In new work published in the Annals of the American Thoracic Society we analyzed the links between where children are physically active and their exposure to air pollution and lung function. Physical activity is associated with increased ventilation because of rapid and deeper breathing. Thus, being active while being exposed to high air pollution could lead to increased inhalation of pollutant particles and gases. In urban communities features of the built environment, including locations where children engaging in physical activity, could put individuals at risk for harmful inhaled exposures leading to lung function decrements. Thus, we conducted a study to investigate locations throughout New York City where children engaged in moderate-vigorous activity. Our hypothesis was that being physically active outdoors, particularly near high sources of traffic pollution, would be associated with increased air pollution exposure and decreased lung function.

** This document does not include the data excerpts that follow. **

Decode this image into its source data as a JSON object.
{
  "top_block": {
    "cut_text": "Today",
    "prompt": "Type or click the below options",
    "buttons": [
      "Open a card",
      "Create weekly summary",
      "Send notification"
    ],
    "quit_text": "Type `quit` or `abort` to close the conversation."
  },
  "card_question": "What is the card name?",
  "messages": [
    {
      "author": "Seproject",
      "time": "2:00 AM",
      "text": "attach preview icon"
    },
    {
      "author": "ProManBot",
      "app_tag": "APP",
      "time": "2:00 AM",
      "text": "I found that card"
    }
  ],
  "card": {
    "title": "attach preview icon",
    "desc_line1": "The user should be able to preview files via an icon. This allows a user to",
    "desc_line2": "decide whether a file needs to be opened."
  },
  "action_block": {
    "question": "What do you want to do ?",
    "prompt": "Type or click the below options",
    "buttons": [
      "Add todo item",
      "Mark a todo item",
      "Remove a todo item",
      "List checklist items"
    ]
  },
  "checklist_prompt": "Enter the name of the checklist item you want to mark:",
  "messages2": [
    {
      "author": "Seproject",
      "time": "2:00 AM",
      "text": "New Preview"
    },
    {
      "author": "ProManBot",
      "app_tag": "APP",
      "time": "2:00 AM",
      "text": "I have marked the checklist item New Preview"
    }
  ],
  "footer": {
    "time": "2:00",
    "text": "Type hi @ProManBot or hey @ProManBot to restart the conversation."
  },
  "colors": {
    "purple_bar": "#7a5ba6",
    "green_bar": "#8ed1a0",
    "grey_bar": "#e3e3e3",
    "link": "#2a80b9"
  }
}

Our study was conducted as part of a longitudinal birth cohort study in affiliation with the Columbia Center for Children’s Environmental Health that recruited pregnant, non-smoking mothers who lived in Northern Manhattan and the Bronx. At the time of enrollment in this secondary study, children were 9-14 years of age and still lived in NYC. The 151 children enrolled in the study wore global positioning system (GPS) devices in a vest to identify their locations and accelerometers on their wrists that measured physical activity level. Devices were worn for 24-hours with repeated measures after 5 days. We paired the GPS and accelerometer data and mapped the data using ArcGIS to determine where children engaged in moderate-vigorous activity. We also used data from the New York City Community Air Survey (NYCCAS) to determine annual average air pollution concentrations in the locations where children were physically active. To account for daily fluctuations in pollution we adjusted our analysis for daily NYC pollution measured at a single site as well as daily temperature and humidity. Lastly, we measured lung function at the end of each 24-hour physical activity monitoring period.

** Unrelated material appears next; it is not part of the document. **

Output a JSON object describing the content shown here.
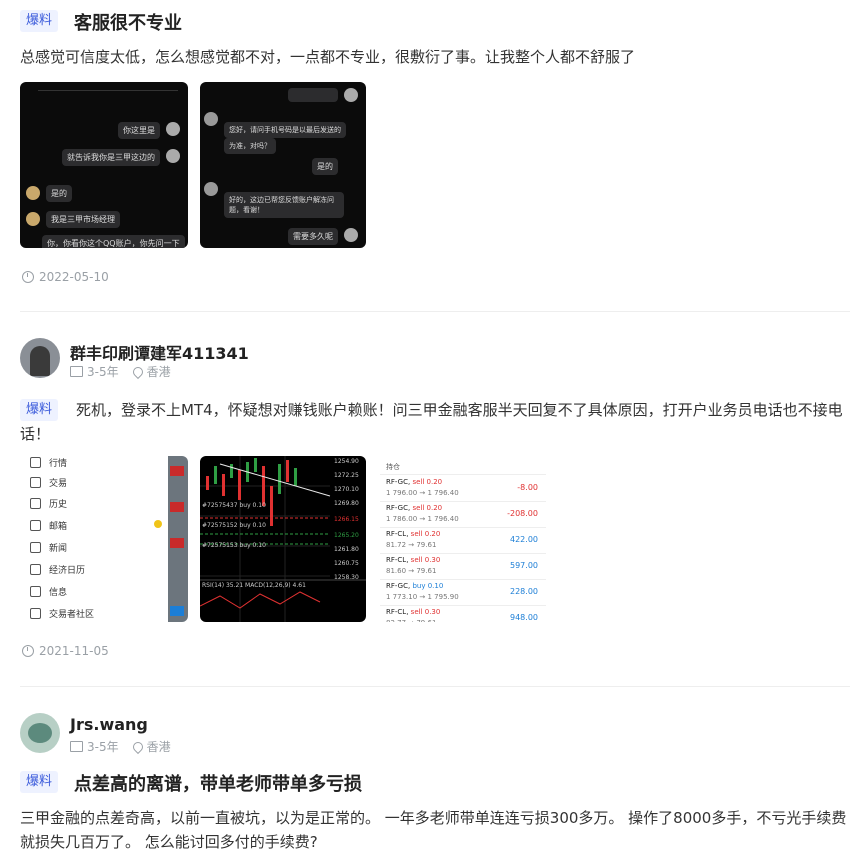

On average, children spent more time physically active indoors (71.9 ±74.7 min/day) compared to outdoors (38.2 ±39.6 min/day). However, the majority of outdoor physical activity was along sidewalks and roadbeds (30.2 ±33.3 min/day) where nitrogen dioxide (NO2) pollution was relatively high. More time spent in outdoor activity was associated with higher exposure to NO2. In warmer months, more time spent in outdoor activity was associated with lower lung function even after adjusting for air pollution exposure. This finding suggests that in addition to air pollution there may be other environmental factors that contribute to decreased lung function when children are active outdoors.
Because physical activity leads to increased ventilation, the ability to identify specific locations of activity especially near sources of high pollution can improve risk assessment for lung function impairment. Our findings of a positive association between outdoor active time in warmer weather months and both elevated NO2 exposure and reduced lung function demonstrate a need to inform individuals in urban communities about location specific exposure risks. Our findings also support the need for continued attention towards improving air quality especially in urban communities.